La crise financière finit par nous faire croire qu'en dehors de l'économie, de la croissance et du profit il n'est point de salut. La philosophe américaine Martha Nussbaum - née en 1947 - n'est pas de cet avis. Professeure à l'université de Chicago, son oeuvre consacrée au droit et à l'éthique est très commentée aux Etats-Unis et dans le monde anglo-saxon. Avec seulement deux ouvrages traduits en français, Femmes et développement humain (Des Femmes, 2008) et La connaissance de l'amour : essais sur la philosophie et la littérature (Cerf, 2010), son travail reste encore peu connu chez nous, mais gageons que ce texte en forme de manifeste lui apporte toute l'audience qu'il mérite.

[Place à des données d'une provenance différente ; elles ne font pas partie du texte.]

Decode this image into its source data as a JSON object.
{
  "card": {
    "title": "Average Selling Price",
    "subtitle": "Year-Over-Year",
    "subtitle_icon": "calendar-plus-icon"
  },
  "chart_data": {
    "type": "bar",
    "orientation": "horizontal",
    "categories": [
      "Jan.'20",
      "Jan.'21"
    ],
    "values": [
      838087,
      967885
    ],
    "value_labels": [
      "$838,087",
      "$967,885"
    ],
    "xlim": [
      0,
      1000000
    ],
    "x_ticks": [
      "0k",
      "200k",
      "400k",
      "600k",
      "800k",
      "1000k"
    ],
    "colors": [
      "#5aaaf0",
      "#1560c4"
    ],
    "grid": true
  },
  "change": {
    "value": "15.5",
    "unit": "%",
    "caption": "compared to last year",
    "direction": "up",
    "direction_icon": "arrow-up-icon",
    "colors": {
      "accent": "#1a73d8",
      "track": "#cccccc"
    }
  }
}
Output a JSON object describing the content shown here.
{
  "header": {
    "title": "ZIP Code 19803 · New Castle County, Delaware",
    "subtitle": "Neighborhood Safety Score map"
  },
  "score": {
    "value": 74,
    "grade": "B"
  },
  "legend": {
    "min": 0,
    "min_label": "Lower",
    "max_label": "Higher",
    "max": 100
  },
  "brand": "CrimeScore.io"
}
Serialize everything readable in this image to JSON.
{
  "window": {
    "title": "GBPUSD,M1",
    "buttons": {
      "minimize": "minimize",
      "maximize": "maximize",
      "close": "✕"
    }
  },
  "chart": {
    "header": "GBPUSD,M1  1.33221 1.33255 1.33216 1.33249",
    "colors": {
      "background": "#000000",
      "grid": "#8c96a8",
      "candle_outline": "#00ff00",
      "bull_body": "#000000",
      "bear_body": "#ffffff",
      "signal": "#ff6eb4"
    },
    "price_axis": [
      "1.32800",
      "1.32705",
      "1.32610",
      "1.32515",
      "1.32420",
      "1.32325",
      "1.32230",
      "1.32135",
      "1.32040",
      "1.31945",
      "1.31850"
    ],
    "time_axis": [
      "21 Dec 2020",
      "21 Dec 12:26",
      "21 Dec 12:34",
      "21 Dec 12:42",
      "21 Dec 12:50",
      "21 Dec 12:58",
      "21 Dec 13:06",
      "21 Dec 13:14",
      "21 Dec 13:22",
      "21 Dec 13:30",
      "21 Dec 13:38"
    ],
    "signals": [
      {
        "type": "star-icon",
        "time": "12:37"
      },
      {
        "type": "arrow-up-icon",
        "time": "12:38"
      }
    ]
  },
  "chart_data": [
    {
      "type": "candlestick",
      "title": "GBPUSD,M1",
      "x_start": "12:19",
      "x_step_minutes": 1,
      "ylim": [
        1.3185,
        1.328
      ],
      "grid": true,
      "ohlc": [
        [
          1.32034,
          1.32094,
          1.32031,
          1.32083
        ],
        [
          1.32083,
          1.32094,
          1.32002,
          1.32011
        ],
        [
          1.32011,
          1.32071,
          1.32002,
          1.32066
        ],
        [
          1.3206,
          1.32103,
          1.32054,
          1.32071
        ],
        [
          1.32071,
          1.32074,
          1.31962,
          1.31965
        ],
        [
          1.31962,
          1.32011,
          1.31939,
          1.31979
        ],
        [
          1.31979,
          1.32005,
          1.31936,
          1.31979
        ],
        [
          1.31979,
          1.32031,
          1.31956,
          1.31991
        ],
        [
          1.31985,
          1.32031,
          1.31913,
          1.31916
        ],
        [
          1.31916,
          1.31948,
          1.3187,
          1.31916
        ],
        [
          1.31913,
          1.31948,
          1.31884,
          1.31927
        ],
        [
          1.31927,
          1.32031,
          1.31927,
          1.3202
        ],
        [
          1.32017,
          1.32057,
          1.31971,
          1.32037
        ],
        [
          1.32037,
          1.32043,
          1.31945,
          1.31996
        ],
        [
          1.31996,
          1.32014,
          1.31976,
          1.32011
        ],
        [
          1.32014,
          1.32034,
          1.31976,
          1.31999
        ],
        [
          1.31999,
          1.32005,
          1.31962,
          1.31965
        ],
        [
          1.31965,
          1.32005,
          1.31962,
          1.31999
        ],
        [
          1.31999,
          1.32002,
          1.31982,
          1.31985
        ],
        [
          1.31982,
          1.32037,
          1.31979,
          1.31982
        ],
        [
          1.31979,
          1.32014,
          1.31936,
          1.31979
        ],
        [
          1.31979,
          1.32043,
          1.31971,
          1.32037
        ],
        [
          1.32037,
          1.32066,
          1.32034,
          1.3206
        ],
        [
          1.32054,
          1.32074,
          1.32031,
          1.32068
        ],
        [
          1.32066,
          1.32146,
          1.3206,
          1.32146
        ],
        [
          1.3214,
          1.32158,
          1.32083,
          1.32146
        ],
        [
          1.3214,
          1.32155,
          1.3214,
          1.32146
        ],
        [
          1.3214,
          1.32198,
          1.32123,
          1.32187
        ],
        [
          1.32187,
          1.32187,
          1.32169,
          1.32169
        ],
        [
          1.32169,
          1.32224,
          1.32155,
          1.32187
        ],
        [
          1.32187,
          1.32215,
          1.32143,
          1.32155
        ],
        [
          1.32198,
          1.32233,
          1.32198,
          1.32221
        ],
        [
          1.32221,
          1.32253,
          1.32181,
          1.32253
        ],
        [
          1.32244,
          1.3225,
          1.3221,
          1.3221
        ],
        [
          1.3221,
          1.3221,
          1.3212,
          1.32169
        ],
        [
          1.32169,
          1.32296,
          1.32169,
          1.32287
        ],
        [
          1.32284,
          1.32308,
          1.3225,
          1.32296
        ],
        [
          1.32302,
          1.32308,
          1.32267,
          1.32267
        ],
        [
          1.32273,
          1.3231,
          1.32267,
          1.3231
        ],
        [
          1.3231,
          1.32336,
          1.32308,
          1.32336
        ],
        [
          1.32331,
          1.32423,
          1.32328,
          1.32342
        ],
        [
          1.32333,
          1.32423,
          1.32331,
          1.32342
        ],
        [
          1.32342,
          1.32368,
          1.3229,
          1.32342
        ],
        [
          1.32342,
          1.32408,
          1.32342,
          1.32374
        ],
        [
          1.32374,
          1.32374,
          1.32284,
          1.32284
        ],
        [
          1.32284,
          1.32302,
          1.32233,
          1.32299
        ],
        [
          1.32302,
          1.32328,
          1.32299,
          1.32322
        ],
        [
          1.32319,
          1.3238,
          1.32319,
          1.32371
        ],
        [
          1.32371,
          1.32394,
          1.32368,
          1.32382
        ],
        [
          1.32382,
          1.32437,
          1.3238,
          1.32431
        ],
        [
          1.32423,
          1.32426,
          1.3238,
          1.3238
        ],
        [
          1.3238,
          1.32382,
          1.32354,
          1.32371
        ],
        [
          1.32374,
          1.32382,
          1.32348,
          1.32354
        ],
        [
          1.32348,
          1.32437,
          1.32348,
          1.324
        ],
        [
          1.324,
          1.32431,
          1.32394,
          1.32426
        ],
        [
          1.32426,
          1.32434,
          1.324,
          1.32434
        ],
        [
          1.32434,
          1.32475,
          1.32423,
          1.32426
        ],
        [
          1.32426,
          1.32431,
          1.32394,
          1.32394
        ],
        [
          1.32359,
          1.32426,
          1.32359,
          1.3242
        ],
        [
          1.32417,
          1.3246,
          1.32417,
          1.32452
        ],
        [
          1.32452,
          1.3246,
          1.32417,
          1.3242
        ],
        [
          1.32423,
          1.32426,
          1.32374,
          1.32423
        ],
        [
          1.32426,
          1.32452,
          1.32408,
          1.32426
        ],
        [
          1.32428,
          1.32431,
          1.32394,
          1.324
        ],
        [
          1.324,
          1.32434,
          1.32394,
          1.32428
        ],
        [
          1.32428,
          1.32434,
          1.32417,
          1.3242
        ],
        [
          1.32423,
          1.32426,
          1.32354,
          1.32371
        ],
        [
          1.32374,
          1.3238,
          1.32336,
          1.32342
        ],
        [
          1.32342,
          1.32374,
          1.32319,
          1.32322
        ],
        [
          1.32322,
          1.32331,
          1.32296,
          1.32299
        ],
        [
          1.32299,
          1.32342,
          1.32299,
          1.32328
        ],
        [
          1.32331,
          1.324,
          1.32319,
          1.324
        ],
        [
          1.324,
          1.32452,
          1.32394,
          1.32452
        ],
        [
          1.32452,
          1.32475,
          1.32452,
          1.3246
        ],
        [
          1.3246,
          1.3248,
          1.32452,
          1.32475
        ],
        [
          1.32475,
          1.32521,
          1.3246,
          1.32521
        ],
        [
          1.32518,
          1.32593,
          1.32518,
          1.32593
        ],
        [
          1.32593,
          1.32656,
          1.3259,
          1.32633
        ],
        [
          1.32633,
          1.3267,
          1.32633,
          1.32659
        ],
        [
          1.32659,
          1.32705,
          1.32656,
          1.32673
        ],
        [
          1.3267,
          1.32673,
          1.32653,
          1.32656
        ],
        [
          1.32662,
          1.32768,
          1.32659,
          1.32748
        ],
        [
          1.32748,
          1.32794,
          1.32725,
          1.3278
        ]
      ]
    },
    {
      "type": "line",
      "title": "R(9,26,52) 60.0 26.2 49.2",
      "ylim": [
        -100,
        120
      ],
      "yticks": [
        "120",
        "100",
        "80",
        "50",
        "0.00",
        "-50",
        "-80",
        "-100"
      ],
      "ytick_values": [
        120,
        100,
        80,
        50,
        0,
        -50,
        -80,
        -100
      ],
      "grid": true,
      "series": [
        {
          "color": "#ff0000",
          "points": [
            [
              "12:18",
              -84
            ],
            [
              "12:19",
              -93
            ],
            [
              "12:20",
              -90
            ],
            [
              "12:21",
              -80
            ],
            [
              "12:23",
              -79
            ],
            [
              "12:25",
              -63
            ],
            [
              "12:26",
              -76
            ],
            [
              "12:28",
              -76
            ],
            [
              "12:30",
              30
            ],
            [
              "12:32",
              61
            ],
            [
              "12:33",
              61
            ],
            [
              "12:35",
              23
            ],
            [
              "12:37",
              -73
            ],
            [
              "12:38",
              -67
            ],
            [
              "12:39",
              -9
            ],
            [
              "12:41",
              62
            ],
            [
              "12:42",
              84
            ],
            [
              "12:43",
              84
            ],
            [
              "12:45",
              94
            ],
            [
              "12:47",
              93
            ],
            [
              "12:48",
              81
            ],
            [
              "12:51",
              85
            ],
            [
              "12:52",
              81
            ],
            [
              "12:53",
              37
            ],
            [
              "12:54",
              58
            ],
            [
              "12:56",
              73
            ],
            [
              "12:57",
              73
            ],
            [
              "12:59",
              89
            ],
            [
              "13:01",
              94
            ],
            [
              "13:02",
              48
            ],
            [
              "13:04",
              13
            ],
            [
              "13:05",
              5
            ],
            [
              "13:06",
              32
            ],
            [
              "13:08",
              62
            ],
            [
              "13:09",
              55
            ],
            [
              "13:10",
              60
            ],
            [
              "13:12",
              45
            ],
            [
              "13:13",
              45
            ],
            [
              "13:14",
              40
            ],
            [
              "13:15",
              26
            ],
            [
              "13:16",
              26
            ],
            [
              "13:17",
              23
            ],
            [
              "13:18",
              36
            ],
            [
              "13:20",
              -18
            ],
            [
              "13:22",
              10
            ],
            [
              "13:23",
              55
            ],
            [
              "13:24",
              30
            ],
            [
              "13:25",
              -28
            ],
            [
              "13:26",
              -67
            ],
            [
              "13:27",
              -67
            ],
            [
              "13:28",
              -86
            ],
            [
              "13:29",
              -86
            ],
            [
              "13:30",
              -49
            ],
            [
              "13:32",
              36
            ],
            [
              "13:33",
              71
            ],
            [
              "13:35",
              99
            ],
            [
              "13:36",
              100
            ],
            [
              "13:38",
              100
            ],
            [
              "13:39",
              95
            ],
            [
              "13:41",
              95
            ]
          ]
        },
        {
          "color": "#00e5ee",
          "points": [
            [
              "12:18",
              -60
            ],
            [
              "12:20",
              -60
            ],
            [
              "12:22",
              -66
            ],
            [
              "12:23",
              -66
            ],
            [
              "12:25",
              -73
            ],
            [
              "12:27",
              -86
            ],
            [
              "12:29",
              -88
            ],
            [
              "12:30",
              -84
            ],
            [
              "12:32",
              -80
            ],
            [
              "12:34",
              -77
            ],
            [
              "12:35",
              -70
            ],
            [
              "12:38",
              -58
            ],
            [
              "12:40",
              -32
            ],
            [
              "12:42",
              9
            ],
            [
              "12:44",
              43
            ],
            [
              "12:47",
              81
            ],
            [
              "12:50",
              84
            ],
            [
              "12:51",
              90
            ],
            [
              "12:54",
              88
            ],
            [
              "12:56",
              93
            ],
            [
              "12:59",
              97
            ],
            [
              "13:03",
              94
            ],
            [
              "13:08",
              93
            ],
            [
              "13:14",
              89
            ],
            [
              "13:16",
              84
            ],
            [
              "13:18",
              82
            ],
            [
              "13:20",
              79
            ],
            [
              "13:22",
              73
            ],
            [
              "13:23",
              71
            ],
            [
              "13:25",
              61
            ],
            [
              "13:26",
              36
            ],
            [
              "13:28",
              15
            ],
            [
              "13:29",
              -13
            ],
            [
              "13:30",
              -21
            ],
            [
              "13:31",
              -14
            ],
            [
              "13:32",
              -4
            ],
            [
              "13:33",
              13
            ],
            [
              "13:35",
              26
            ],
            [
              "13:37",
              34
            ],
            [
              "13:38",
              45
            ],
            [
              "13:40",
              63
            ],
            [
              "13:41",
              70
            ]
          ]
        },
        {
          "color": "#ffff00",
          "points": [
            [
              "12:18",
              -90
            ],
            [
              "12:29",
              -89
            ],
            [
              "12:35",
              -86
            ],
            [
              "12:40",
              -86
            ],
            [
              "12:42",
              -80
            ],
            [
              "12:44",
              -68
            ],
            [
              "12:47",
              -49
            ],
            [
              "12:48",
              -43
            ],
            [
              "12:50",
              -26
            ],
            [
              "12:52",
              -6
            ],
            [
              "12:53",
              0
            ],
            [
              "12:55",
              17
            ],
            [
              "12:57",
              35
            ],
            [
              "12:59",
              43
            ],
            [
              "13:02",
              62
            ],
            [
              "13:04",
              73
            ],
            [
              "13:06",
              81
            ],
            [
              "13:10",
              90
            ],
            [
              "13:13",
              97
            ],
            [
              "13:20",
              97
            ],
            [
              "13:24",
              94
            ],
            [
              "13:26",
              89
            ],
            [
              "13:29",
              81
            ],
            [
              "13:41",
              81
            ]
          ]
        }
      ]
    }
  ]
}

Que nous dit Martha Nussbaum ? Que la crise économique mondiale masque une crise beaucoup plus grave : celle de l'éducation. "Avec la ruée vers le profit sur le marché mondial, des valeurs précieuses pour l'avenir de la démocratie, en particulier dans une époque d'angoisse religieuse et économique, risquent d'être perdues." Pour elle, outre la logique et la connaissance factuelle, la formation du citoyen du XXIe siècle doit aussi passer par "les émotions démocratiques", c'est-à-dire par la capacité à se mettre à la place des autres pour les comprendre. Et cette disposition nous est essentiellement donnée par les livres, notamment les romans.
En redonnant une place de choix aux émotions dans nos vies morales, en réaffirmant l'importance de pouvoir penser et argumenter par soi-même à côté des objets quantifiables sur le marché, Martha Nussbaum nous offre un petit livre militant plein de sagesse socratique.